And Now, Walt Whitman's Advice For People Who Sit At Desks All Day
To you, clerk, literary man, sedentary person, man of fortune, idler, the same advice. Up! The world (perhaps you now look upon it with pallid and disgusted eyes) is full of zest and beauty for you, if you approach it in the right spirit! Out in the morning! If in the city, even there you will find ample sources of amusement and interest in its myriad varieties of character and occupation—in the scenes of its awakening and adjusting itself to its daily labors—in the crowds around its ferries, and all through its main thoroughfares, and at its great depots and markets. Do not be discouraged soon. Give our advice a thorough trial—not for a few days or weeks, but for months.
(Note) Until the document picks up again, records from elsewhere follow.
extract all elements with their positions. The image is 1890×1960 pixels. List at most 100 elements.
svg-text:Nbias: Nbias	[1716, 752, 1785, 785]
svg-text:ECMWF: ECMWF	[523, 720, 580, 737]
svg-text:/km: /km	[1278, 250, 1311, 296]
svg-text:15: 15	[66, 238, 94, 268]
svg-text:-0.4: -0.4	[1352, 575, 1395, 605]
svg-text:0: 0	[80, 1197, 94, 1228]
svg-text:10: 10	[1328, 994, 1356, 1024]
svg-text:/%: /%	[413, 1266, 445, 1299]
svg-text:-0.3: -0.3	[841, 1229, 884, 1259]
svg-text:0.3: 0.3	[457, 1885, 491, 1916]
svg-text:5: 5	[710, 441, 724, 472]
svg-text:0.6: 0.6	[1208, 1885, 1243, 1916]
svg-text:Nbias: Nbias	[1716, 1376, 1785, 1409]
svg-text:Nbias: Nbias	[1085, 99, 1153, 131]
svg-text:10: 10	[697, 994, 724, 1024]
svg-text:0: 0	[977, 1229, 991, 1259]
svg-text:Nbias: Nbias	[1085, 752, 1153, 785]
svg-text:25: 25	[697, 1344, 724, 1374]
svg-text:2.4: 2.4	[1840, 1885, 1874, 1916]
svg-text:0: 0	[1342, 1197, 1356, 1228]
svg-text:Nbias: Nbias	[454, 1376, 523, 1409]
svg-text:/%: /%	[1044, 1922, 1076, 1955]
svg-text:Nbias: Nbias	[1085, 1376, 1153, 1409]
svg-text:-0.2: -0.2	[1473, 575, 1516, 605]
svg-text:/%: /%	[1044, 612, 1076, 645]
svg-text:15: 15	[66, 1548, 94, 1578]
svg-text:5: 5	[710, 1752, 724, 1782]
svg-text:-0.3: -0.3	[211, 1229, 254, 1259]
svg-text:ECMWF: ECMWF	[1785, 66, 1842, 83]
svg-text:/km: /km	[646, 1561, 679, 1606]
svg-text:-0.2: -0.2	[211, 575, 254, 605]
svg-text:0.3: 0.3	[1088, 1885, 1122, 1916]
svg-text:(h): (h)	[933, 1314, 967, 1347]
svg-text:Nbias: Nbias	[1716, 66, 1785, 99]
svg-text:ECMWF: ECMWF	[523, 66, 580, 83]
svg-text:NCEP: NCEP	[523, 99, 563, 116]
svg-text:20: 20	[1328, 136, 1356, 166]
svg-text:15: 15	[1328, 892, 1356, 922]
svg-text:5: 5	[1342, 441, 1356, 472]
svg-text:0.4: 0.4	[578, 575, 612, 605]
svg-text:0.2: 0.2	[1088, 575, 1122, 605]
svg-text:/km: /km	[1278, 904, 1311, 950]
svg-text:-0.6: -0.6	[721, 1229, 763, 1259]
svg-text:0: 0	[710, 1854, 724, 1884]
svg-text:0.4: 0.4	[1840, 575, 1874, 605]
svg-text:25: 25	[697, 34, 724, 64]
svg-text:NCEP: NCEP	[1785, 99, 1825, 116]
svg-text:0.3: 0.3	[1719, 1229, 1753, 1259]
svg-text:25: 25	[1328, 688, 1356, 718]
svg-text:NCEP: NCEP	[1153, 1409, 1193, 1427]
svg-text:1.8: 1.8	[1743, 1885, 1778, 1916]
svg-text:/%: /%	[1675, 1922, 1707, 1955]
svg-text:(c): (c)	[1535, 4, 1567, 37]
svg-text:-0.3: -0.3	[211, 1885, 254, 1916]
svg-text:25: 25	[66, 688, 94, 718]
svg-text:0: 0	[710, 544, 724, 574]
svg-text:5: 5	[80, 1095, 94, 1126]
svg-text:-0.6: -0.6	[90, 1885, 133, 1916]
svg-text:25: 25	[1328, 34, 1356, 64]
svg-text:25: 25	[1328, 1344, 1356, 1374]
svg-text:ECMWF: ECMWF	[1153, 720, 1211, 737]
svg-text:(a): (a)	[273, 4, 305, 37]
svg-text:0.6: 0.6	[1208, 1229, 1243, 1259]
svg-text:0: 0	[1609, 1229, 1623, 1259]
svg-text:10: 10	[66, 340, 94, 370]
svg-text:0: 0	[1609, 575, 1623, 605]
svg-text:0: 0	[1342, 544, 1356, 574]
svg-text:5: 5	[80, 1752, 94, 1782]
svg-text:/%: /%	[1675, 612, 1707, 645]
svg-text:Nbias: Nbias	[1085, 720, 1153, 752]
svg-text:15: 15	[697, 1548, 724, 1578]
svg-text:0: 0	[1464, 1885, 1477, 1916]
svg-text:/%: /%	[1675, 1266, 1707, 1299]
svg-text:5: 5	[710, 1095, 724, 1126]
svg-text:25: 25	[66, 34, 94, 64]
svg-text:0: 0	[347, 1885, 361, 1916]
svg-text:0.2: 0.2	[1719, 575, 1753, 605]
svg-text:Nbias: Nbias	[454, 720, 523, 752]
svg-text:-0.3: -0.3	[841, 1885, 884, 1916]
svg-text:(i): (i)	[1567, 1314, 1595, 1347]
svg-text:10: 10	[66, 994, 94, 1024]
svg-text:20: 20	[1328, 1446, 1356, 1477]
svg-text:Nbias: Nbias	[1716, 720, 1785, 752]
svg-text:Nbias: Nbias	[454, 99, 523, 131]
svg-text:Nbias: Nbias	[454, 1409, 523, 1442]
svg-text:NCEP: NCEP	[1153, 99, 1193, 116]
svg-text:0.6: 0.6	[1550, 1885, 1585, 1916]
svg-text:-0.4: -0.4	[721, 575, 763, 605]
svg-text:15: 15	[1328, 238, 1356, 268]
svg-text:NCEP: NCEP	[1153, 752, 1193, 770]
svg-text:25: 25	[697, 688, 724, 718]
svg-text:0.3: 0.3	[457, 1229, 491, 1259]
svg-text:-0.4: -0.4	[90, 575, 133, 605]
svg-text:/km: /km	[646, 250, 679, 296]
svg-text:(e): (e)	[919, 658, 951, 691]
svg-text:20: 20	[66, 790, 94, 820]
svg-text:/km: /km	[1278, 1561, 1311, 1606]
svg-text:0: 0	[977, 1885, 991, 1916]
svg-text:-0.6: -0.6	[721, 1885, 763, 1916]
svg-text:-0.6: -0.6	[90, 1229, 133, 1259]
Early rising, early to bed, exercise, plain food, thorough and persever- ing continuance in gently-commenced training, the cultivation with resolute will of a cheerful temper, the society of friends and a certain number of hours spent every day in regular employment— these, we say, simple as they are, are enough to revolutionize life, and change it from a scene of gloom, feebleness, and irresolution, into life indeed, as becomes such a universe as this, full of all the essential means of happiness, full of well-intentioned and affectionate men and women, with the beneficent processes of nature always at work, the sun shining, the flowers blooming, the crops growing, the waters running, with all else that is wanted, only that man should be rightly toned to partake of the universal strength and joy. This he must do through reason, knowledge and exercise—in short, through training; for that is the sum of all.
— excerpted from the recently discovered NewYork Atlas, Sept. 12, 1858: MANLY HEALTH AND TRAINING, WITH OFF-HAND HINTS TOWARD THEIR CONDITIONS BY MOSE VELSOR (Née Walt Whitman).